There are four main types of pizza franchises:
- Full service: A sit-down restaurant where the food is served at the table or buffet-style. Many full service pizzerias also offer take-out services.
- Limited service: Usually customers order, pay and collect their food at the counter. Many of these franchises offer delivery services.
- Non-traditional location: Customers are served at non-traditional locations including office buildings, shopping malls, stadiums, airports, zoos, rest stops, and similar retail facilities. There may be limited seating depending on the location.
- Take-and-bake: The newest concept. Customers are able to watch as their pizza is made in the store, and usually it is taken home to heat and eat. Some restaurants of this type are set up for immediate cooking and for customers to eat on-site.
Pizza franchises are another segment that has expanded its menu items to compete with other lower-cost food chains in a bid to retain or gain customers. In recent years, many pizza franchises have launched new product lines such as salads, pastas and chicken dishes.
Pizza consumption is expected to remain high for the foreseeable future. Technomic’s 2014 Pizza Consumer Trend Report finds that 75%of consumers eat pizza at least twice a month.
Other Types of Food Franchises
As mentioned in previous food franchise industry segment overviews, the desire to live a healthier life is having a dramatic impact. One of the big winners from this shift in consumer behavior is the juice and smoothie franchise industry. The highest concentrations of smoothie businesses are located in the Southeast and Western regions of the nation. To continue growing, franchises must reach out to new markets by creating unique flavor options and innovative ways to distribute products. For example, Jamba Juice introduced self-service venues called “JambaGo” in grocery stores, convenience stores, and schools in 2013.
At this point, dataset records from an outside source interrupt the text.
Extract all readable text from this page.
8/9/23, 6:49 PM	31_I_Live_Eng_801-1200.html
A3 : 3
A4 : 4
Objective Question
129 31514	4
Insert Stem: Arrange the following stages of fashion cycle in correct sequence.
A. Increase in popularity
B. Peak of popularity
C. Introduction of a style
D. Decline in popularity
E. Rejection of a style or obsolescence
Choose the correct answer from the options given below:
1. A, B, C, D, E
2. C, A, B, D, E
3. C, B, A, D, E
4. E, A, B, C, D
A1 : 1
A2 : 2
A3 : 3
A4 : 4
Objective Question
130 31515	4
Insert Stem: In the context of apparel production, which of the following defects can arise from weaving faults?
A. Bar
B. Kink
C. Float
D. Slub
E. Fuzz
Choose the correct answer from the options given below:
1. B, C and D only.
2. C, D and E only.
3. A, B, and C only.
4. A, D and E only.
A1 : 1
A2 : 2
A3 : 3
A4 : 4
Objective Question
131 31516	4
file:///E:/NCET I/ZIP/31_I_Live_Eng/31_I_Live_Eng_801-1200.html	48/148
Healthy living has also helped the rise of food gifting franchises. Consumers tiring of the traditional candy gifts have begun to turn to franchises like Edible Arrangements and Vom Fass to express appreciation to loved ones. Annual sales for the industry are estimated at around $11 billion, and the potential marketplace for service is huge with target markets being individuals, families, and corporate gift givers. Potential occasions for food gifting are endless, including sympathy situations, graduations, anniversaries, promotions, weddings, housewarmings, holidays, and more.
An often-overlooked segment of the food industry is vending machines. Here is a sampling of additional food items that are currently sold via vending machines:
- Cold Drinks
- Coffee & Hot Beverages
- Pastries & Desserts
- Fresh Fruit & Vegetables
- Dietary Supplements
Franchises that lead the way in the industry are Fresh Healthy Vending and U-Turn. Note that many vending machine opportunities are business opportunities and not franchises. Each mode of business involves different guidelines and contract terms that each potential investor must consider.
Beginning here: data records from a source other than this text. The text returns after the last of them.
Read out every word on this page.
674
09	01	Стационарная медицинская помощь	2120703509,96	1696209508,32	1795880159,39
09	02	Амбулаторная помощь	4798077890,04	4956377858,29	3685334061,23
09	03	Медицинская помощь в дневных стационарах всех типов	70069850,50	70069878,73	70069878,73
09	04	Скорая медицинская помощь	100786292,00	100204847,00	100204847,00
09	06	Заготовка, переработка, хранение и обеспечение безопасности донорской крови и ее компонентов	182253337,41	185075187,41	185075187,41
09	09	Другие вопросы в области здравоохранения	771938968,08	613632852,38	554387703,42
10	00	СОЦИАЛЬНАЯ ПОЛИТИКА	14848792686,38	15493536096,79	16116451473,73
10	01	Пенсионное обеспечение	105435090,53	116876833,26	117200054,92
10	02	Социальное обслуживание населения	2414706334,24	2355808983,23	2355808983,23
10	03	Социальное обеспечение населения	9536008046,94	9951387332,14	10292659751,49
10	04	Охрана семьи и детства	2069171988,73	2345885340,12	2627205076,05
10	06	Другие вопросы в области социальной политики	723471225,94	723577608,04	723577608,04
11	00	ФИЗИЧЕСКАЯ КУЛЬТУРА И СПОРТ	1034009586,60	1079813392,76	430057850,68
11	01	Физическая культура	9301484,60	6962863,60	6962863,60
Convenience stores as another part of the industry are actually becoming large players—and not just by hosting fast food, pizza, or other franchise concepts within their spaces. According to the National Association of Convenience Stores (NACS), “while convenience stores have offered fresh, prepared foods for years, it is only over the last decade that the trend has accelerated. The result is that convenience stores have continued to evolve from gas stations that happen to sell food to restaurants that happen to sell gas.”